Что мне говорить?! Разве я могу сказать, что я мама?? Так нельзя, ведь. Что с ней завтра будет, когда Питбуль меня увезёт? Я бы с ума сошла от горя.
— Ариш, — присаживается рядом с Булочкой Касьянов.
— Дело в том, что все Снегурочки очень похожи. И, возможно, это даже не наша мама.
Восторженный доверчивый взгляд Булочки становится деловитым и хмурым.
— Надо пловелить, — оглядывает меня она с сомнением.
— Боюсь, что способа проверить нет, — разводит он руками.
Пытается взять её на руки, но решительно оттолкнув, Ариша проходит к кухонному столу. Подтягивает туда стул.
С грохотом снимает с кастрюли крышку. Насыпает ложкой макароны в чашку.

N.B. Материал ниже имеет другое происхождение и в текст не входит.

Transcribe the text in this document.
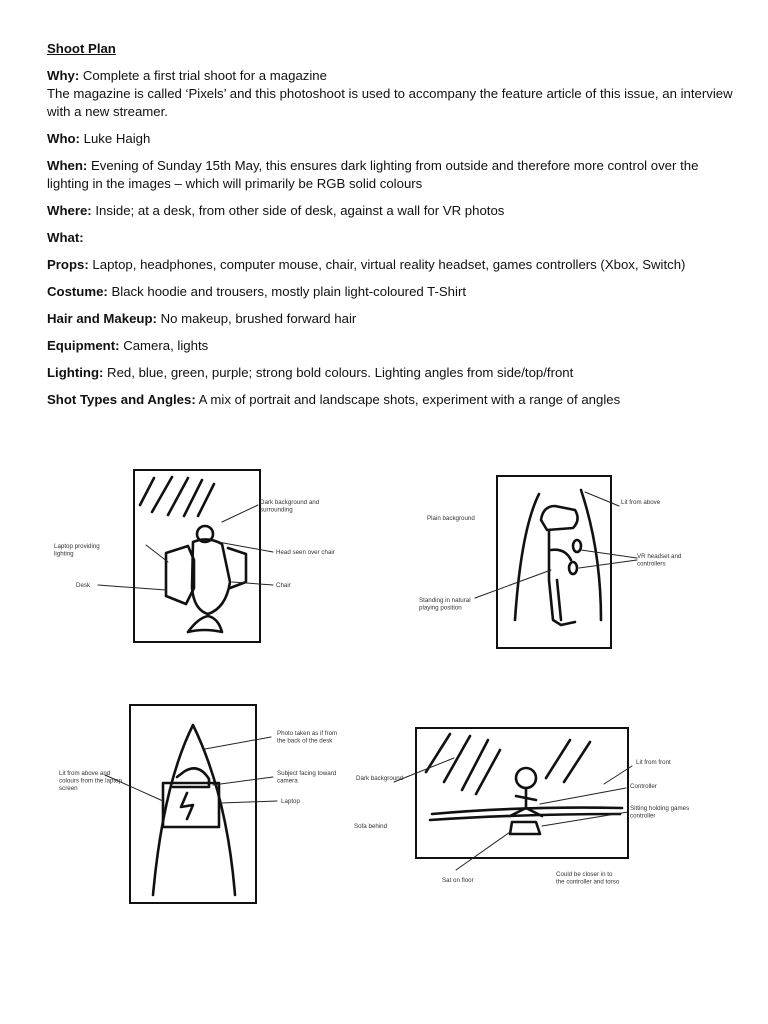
Shoot Plan
Why: Complete a first trial shoot for a magazine
The magazine is called ‘Pixels’ and this photoshoot is used to accompany the feature article of this issue, an interview with a new streamer.
Who: Luke Haigh
When: Evening of Sunday 15th May, this ensures dark lighting from outside and therefore more control over the lighting in the images – which will primarily be RGB solid colours
Where: Inside; at a desk, from other side of desk, against a wall for VR photos
What:
Props: Laptop, headphones, computer mouse, chair, virtual reality headset, games controllers (Xbox, Switch)
Costume: Black hoodie and trousers, mostly plain light-coloured T-Shirt
Hair and Makeup: No makeup, brushed forward hair
Equipment: Camera, lights
Lighting: Red, blue, green, purple; strong bold colours. Lighting angles from side/top/front
Shot Types and Angles: A mix of portrait and landscape shots, experiment with a range of angles
Dark background and surrounding
Laptop providing lighting	Head seen over chair
Desk	Chair
Lit from above
Plain background
VR headset and controllers
Standing in natural playing position
Photo taken as if from the back of the desk
Lit from above and colours from the laptop screen
Subject facing toward camera
Laptop
Dark background
Lit from front
Controller
Sitting holding games controller
Sofa behind
Sat on floor
Could be closer in to the controller and torso
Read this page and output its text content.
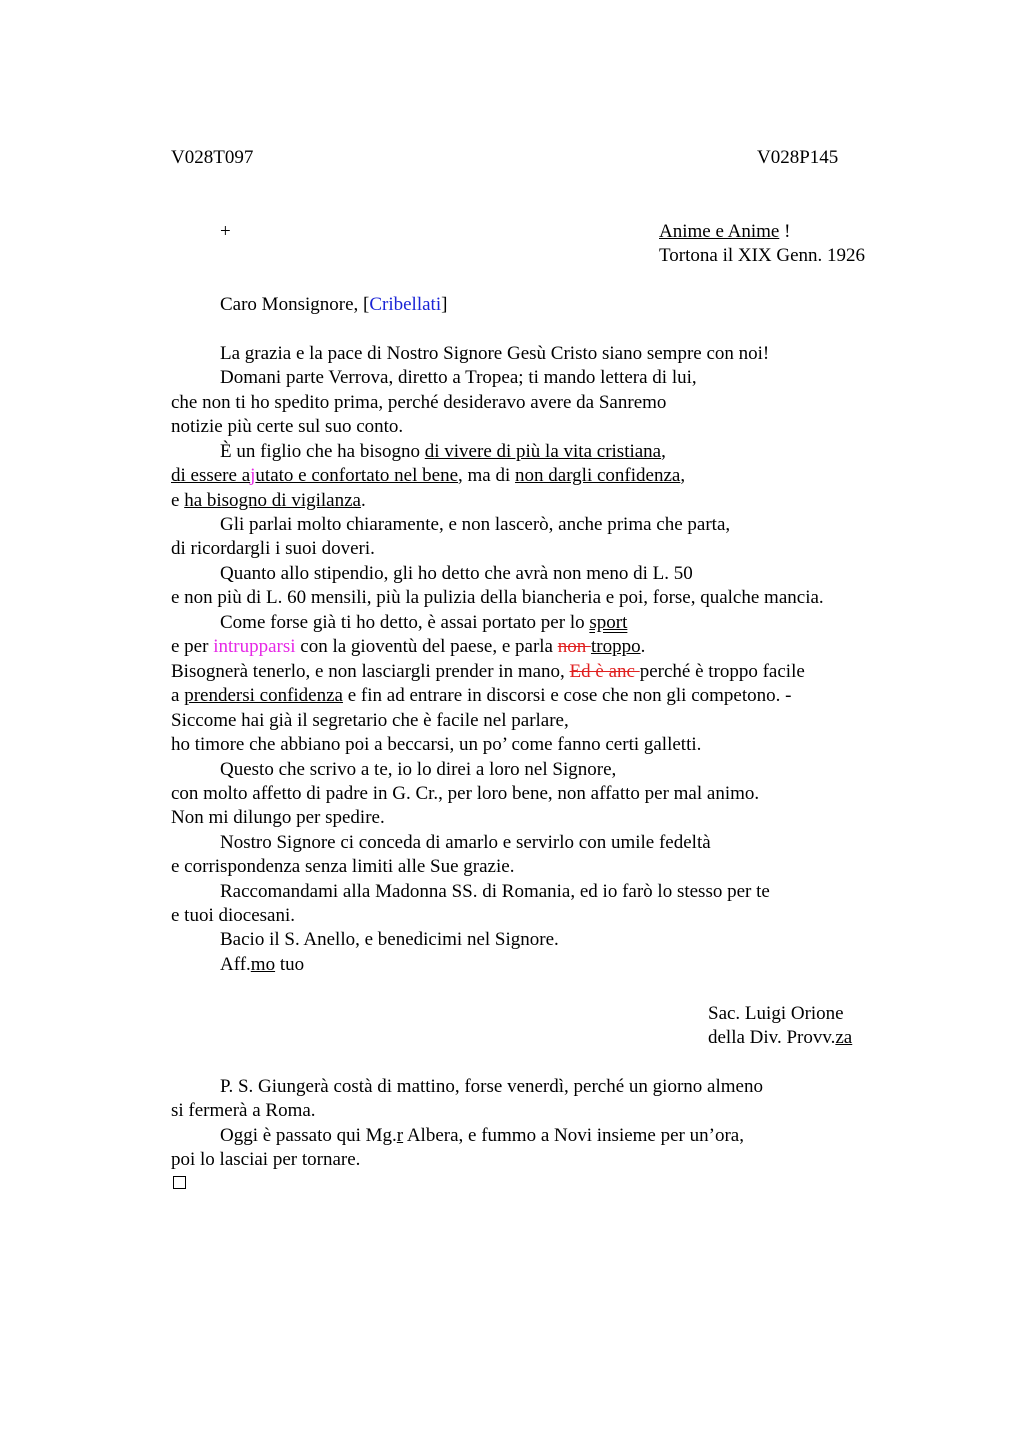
V028T097	V028P145
+	Anime e Anime !
Tortona il XIX Genn. 1926
Caro Monsignore, [Cribellati]
La grazia e la pace di Nostro Signore Gesù Cristo siano sempre con noi!
Domani parte Verrova, diretto a Tropea; ti mando lettera di lui,
che non ti ho spedito prima, perché desideravo avere da Sanremo
notizie più certe sul suo conto.
È un figlio che ha bisogno di vivere di più la vita cristiana,
di essere ajutato e confortato nel bene, ma di non dargli confidenza,
e ha bisogno di vigilanza.
Gli parlai molto chiaramente, e non lascerò, anche prima che parta,
di ricordargli i suoi doveri.
Quanto allo stipendio, gli ho detto che avrà non meno di L. 50
e non più di L. 60 mensili, più la pulizia della biancheria e poi, forse, qualche mancia.
Come forse già ti ho detto, è assai portato per lo sport
e per intrupparsi con la gioventù del paese, e parla non troppo.
Bisognerà tenerlo, e non lasciargli prender in mano, Ed è anc perché è troppo facile
a prendersi confidenza e fin ad entrare in discorsi e cose che non gli competono. -
Siccome hai già il segretario che è facile nel parlare,
ho timore che abbiano poi a beccarsi, un po’ come fanno certi galletti.
Questo che scrivo a te, io lo direi a loro nel Signore,
con molto affetto di padre in G. Cr., per loro bene, non affatto per mal animo.
Non mi dilungo per spedire.
Nostro Signore ci conceda di amarlo e servirlo con umile fedeltà
e corrispondenza senza limiti alle Sue grazie.
Raccomandami alla Madonna SS. di Romania, ed io farò lo stesso per te
e tuoi diocesani.
Bacio il S. Anello, e benedicimi nel Signore.
Aff.mo tuo
Sac. Luigi Orione
della Div. Provv.za
P. S. Giungerà costà di mattino, forse venerdì, perché un giorno almeno
si fermerà a Roma.
Oggi è passato qui Mg.r Albera, e fummo a Novi insieme per un’ora,
poi lo lasciai per tornare.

— Что мне говорить? — беззвучно шепчу я.
Питбуль озадаченно пожимает плечами.
Ариша несёт мне чашку с макаронами. Водружает на стол. Густо поливает их сгущёнкой, потом жидким шоколадом для мороженного. Пачкается. Причмокивая, облизывает пальчики. Несёт вилку.
— Ешь, — внимательно смотрит на меня во всё глаза.
Питбуль за её спиной страдальчески смотрит "в небо".
Непонятный месседж! Мне есть или не есть?
— Ешь! — всовывает мне в руку вилку Булочка.
С опаской поглядывая на Касьянова, я погуще измазываю макаронину в "заливке" и отправляю в рот.